Members also proposed a mandatory diversity and empathy retreat where students would learn how to accept and appreciate cultures that are different from their own. Brandon Briscoe-Pope, another student leader, elaborated on what would be expected at the retreat.
“The retreat will include a presentation of a testimony from an actual victim of racist or discriminatory acts to all attendants [and] break-off round-table discussions with Capital students in attendance to discuss racist acts committed against themselves, moderated by the victim. A workshop to describe what to do when a racist act or hate crime is committed, a healing workshop during the last few days so that all mental or emotional stress and anguish can be released,” Briscoe-Pope said.
While Walter said he could make no promises, he congratulated the student leaders for their efforts and said he is committed to continuing the conversation.
After student representatives spoke, several students also voiced what they felt were necessary elements to the discussion.
“What about the upcoming generation? … I encourage all of us to go out into the community … and really start talking to these kids and teaching the importance of [racial empathy],” Caroline Crawford said.
Andy Willmore agreed that we should connect with area youth because “they will have a perspective that’s just as valuable, despite being younger—or perhaps because they’re younger.”
Willmore also mentioned the possibility of starting a disabilities awareness organization on campus that would work with ODI.
Arielle Johnson brought the discussion back to Capital’s racial dynamics.
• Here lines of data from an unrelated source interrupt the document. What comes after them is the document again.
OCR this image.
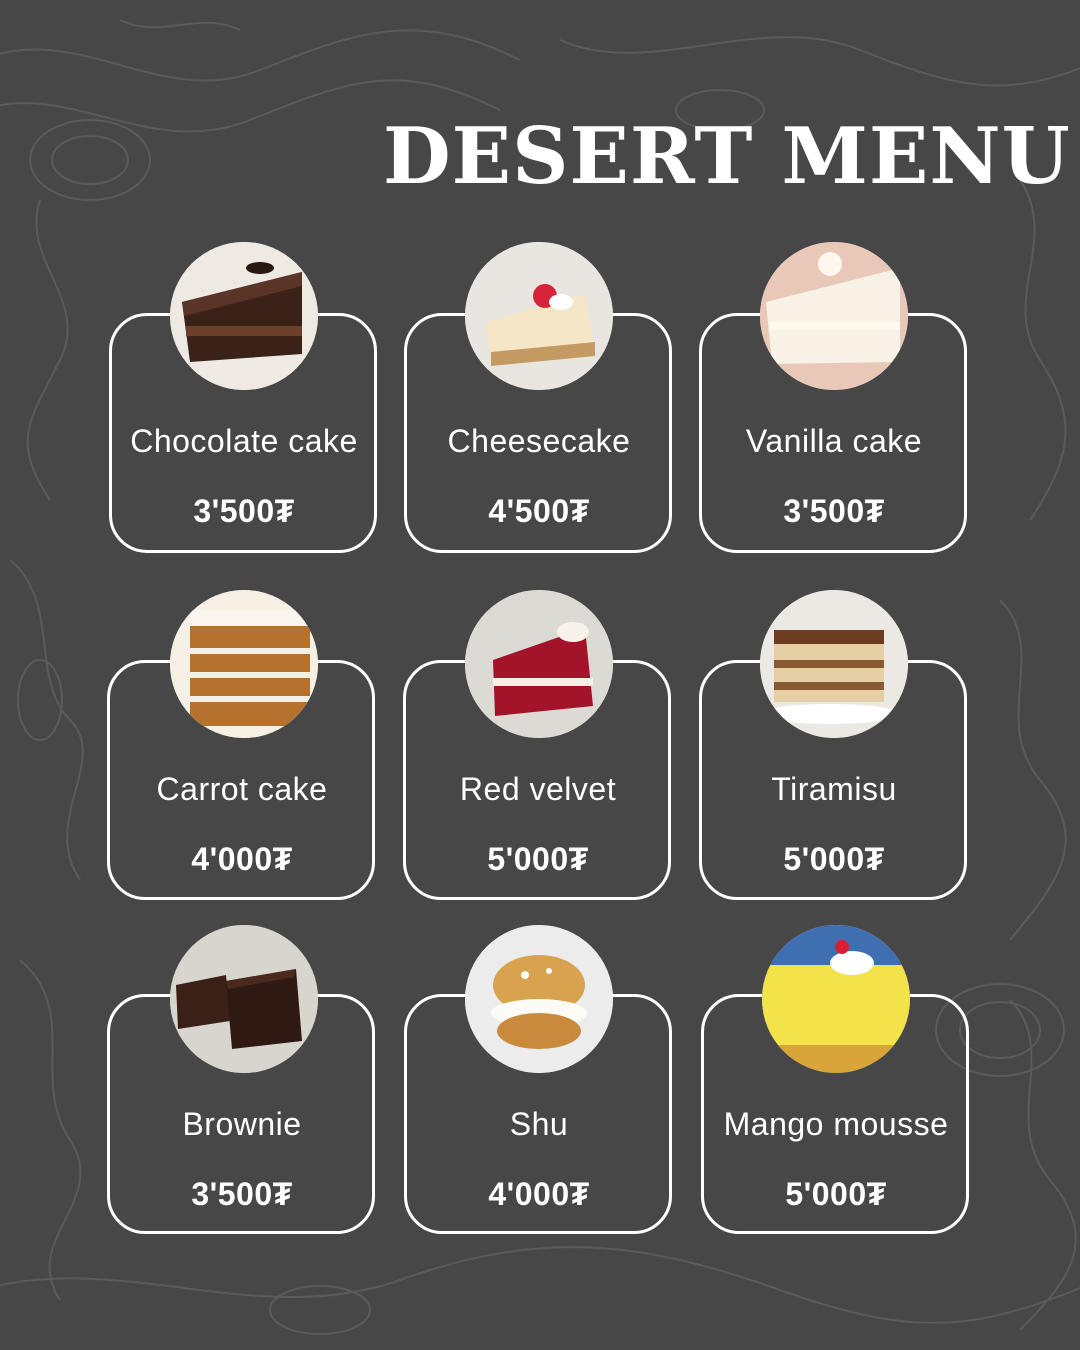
DESERT MENU
Chocolate cake
3'500₮
Cheesecake
4'500₮
Vanilla cake
3'500₮
Carrot cake
4'000₮
Red velvet
5'000₮
Tiramisu
5'000₮
Brownie
3'500₮
Shu
4'000₮
Mango mousse
5'000₮
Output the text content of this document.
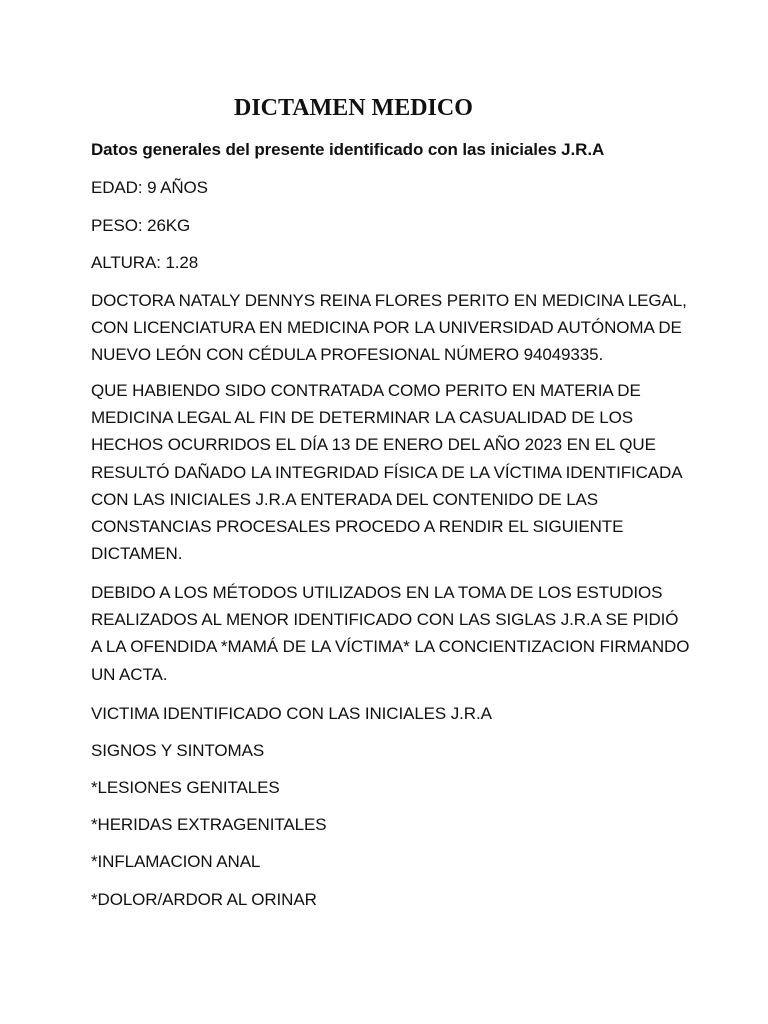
DICTAMEN MEDICO

Datos generales del presente identificado con las iniciales J.R.A

EDAD: 9 AÑOS

PESO: 26KG

ALTURA: 1.28

DOCTORA NATALY DENNYS REINA FLORES PERITO EN MEDICINA LEGAL, CON LICENCIATURA EN MEDICINA POR LA UNIVERSIDAD AUTÓNOMA DE NUEVO LEÓN CON CÉDULA PROFESIONAL NÚMERO 94049335.

QUE HABIENDO SIDO CONTRATADA COMO PERITO EN MATERIA DE MEDICINA LEGAL AL FIN DE DETERMINAR LA CASUALIDAD DE LOS HECHOS OCURRIDOS EL DÍA 13 DE ENERO DEL AÑO 2023 EN EL QUE RESULTÓ DAÑADO LA INTEGRIDAD FÍSICA DE LA VÍCTIMA IDENTIFICADA CON LAS INICIALES J.R.A ENTERADA DEL CONTENIDO DE LAS CONSTANCIAS PROCESALES PROCEDO A RENDIR EL SIGUIENTE DICTAMEN.

DEBIDO A LOS MÉTODOS UTILIZADOS EN LA TOMA DE LOS ESTUDIOS REALIZADOS AL MENOR IDENTIFICADO CON LAS SIGLAS J.R.A SE PIDIÓ A LA OFENDIDA *MAMÁ DE LA VÍCTIMA* LA CONCIENTIZACION FIRMANDO UN ACTA.

VICTIMA IDENTIFICADO CON LAS INICIALES J.R.A

SIGNOS Y SINTOMAS

*LESIONES GENITALES

*HERIDAS EXTRAGENITALES

*INFLAMACION ANAL

*DOLOR/ARDOR AL ORINAR
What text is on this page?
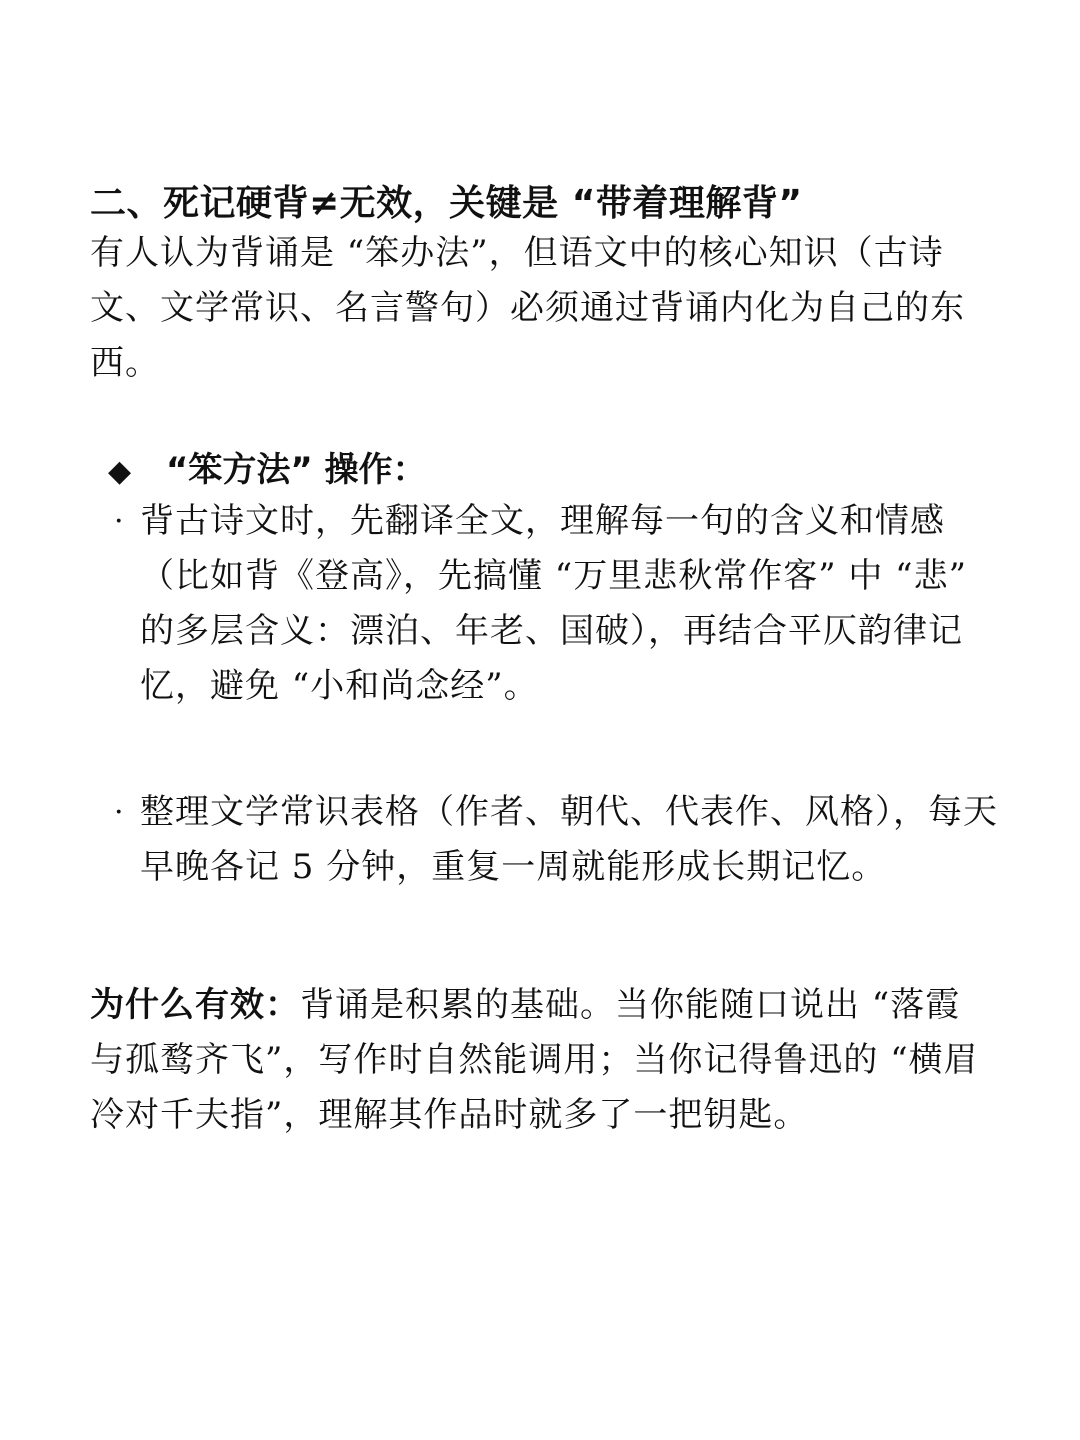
二、死记硬背≠无效，关键是 “带着理解背”

有人认为背诵是 “笨办法”，但语文中的核心知识（古诗文、文学常识、名言警句）必须通过背诵内化为自己的东西。

◆ “笨方法” 操作：
· 背古诗文时，先翻译全文，理解每一句的含义和情感（比如背《登高》，先搞懂 “万里悲秋常作客” 中 “悲” 的多层含义：漂泊、年老、国破），再结合平仄韵律记忆，避免 “小和尚念经”。
· 整理文学常识表格（作者、朝代、代表作、风格），每天早晚各记 5 分钟，重复一周就能形成长期记忆。

为什么有效：背诵是积累的基础。当你能随口说出 “落霞与孤鹜齐飞”，写作时自然能调用；当你记得鲁迅的 “横眉冷对千夫指”，理解其作品时就多了一把钥匙。
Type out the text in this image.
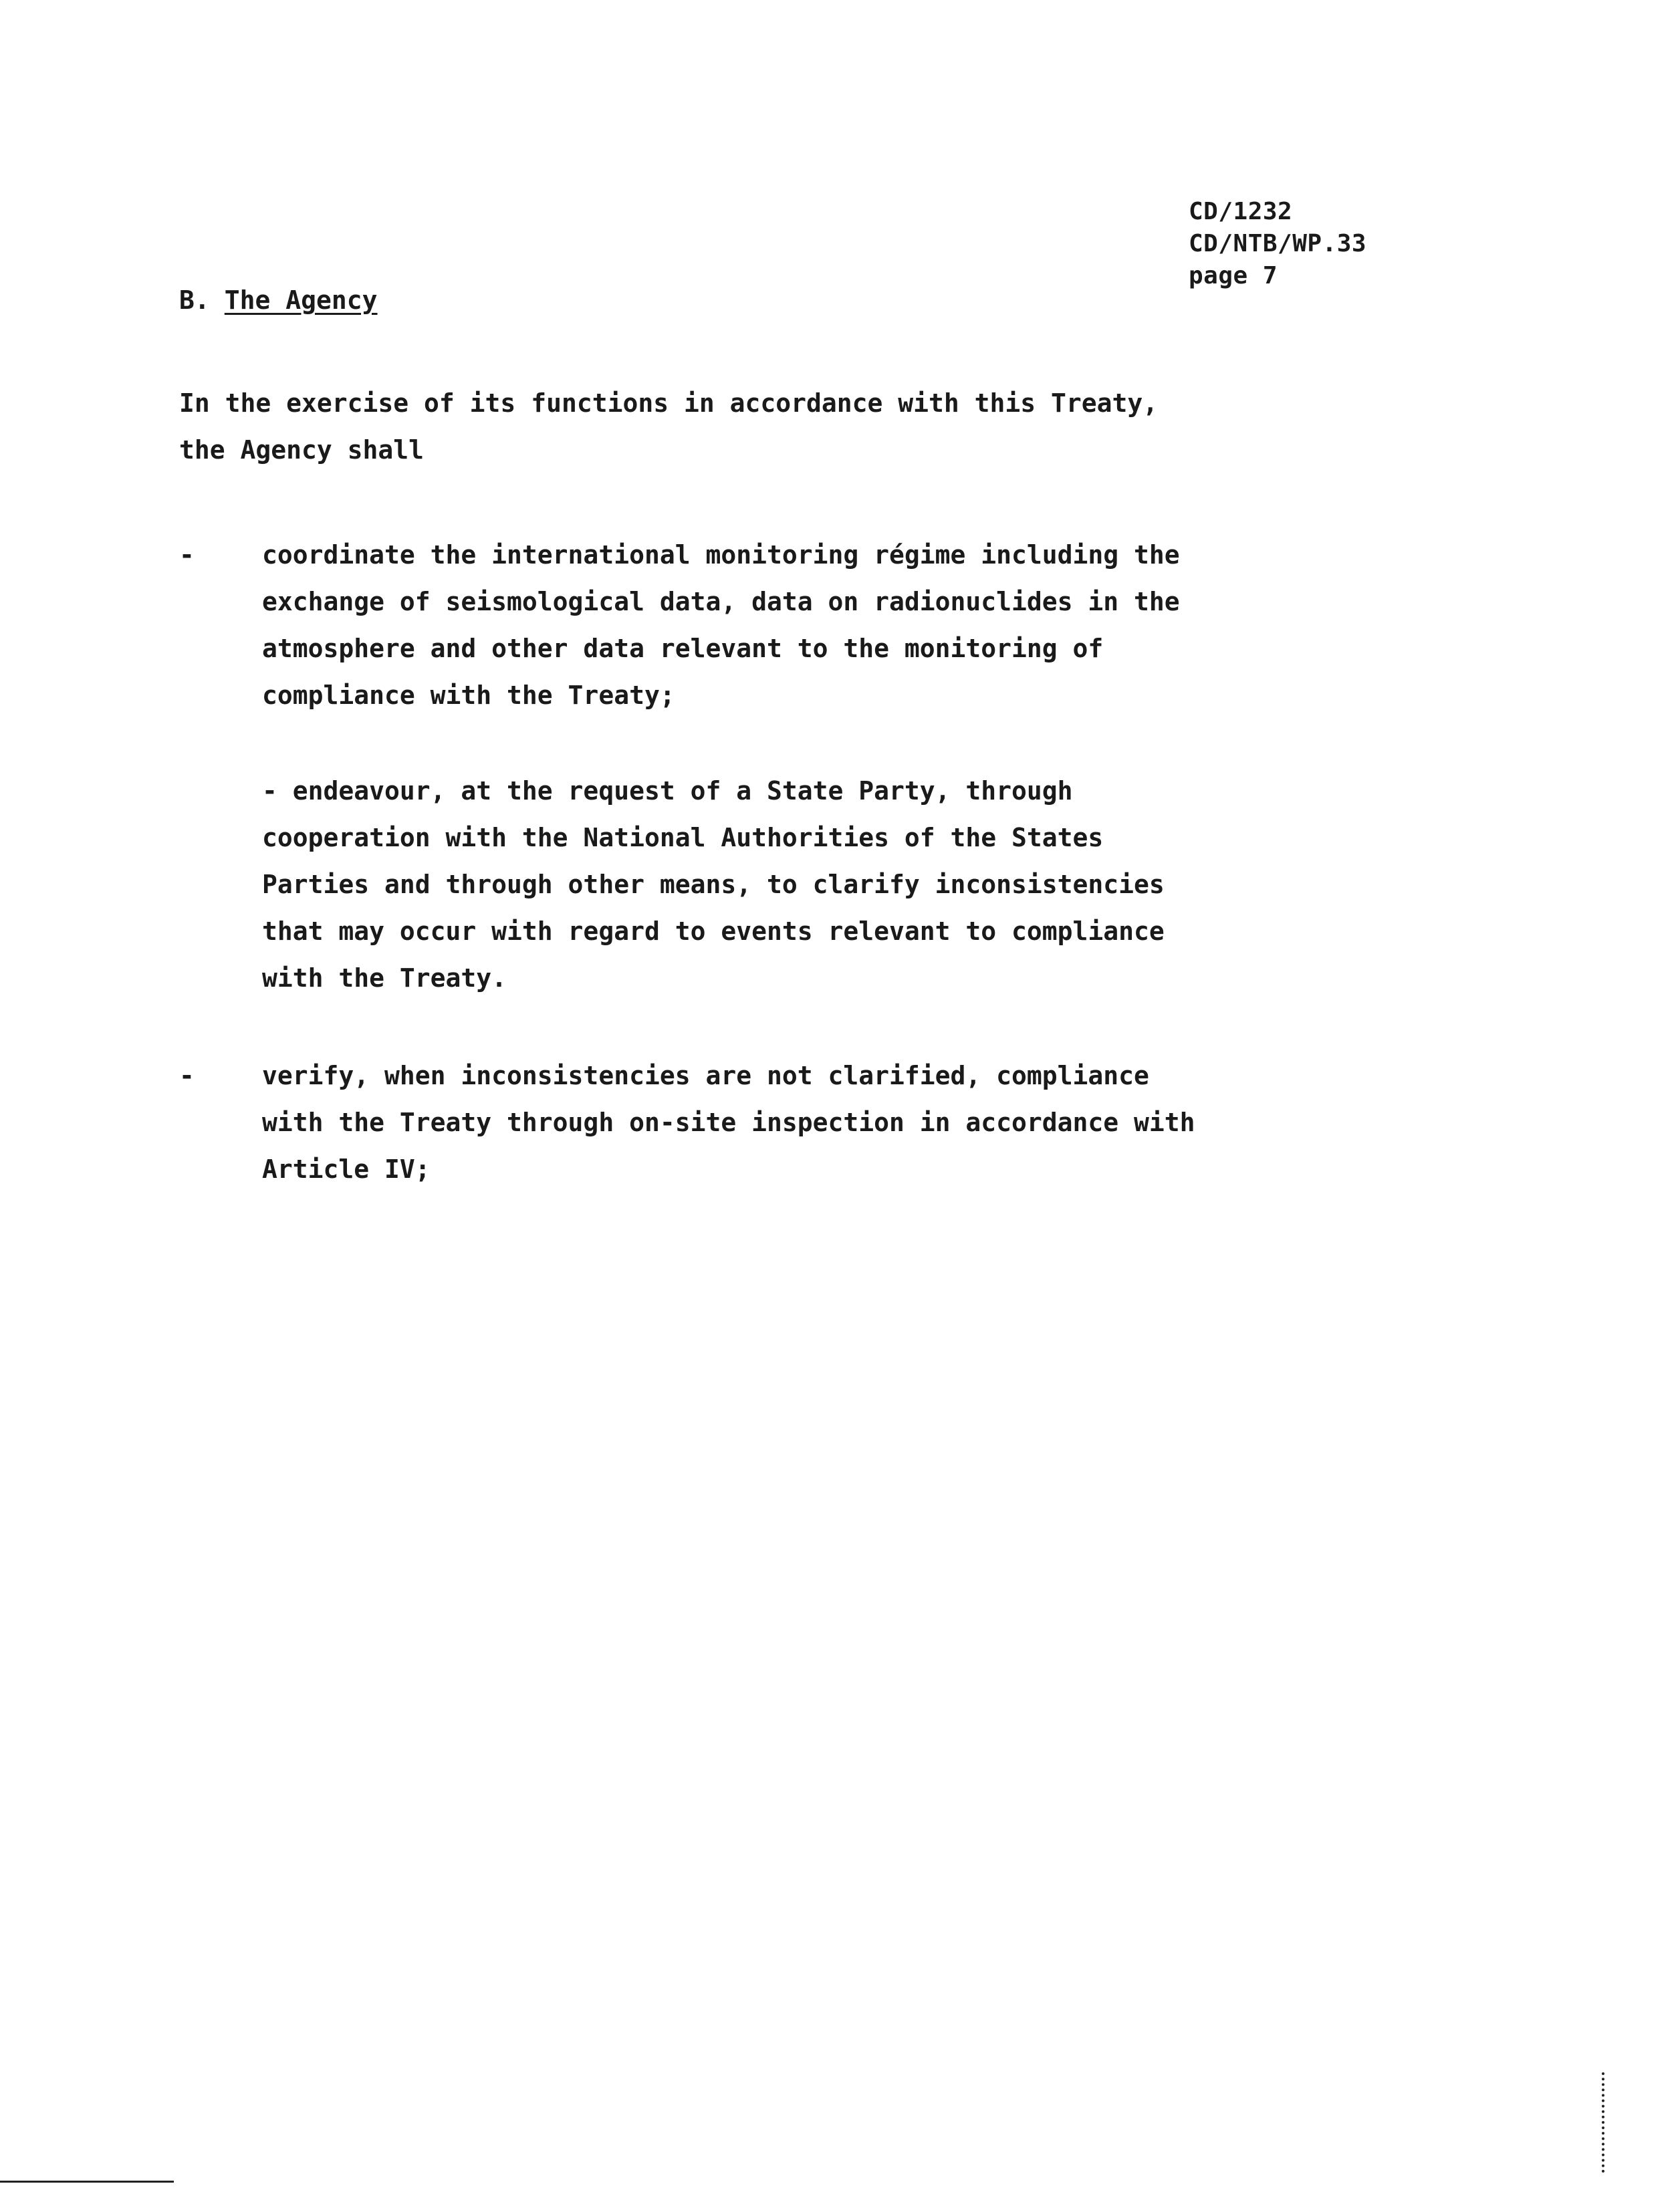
CD/1232
CD/NTB/WP.33
page 7
B. The Agency
In the exercise of its functions in accordance with this Treaty,
the Agency shall
-	coordinate the international monitoring régime including the
exchange of seismological data, data on radionuclides in the
atmosphere and other data relevant to the monitoring of
compliance with the Treaty;
- endeavour, at the request of a State Party, through
cooperation with the National Authorities of the States
Parties and through other means, to clarify inconsistencies
that may occur with regard to events relevant to compliance
with the Treaty.
-	verify, when inconsistencies are not clarified, compliance
with the Treaty through on-site inspection in accordance with
Article IV;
“What steps is Capital taking for retention of students of color?” Johnson said. “And what steps is Capital taking for people like me to see someone teaching—who I can see myself in that position?”
No definite answers came from these questions, but Walter reiterated his promise of a continued conversation.
“We walk into the place with certain biases that are a part of our life,” Sandberg said. “As the human dignity statement says, we realize that most of this comes from ignorance—and ignorance is not stupidity. Ignorance is just that we simply have not had exposure to things to open our thoughts.”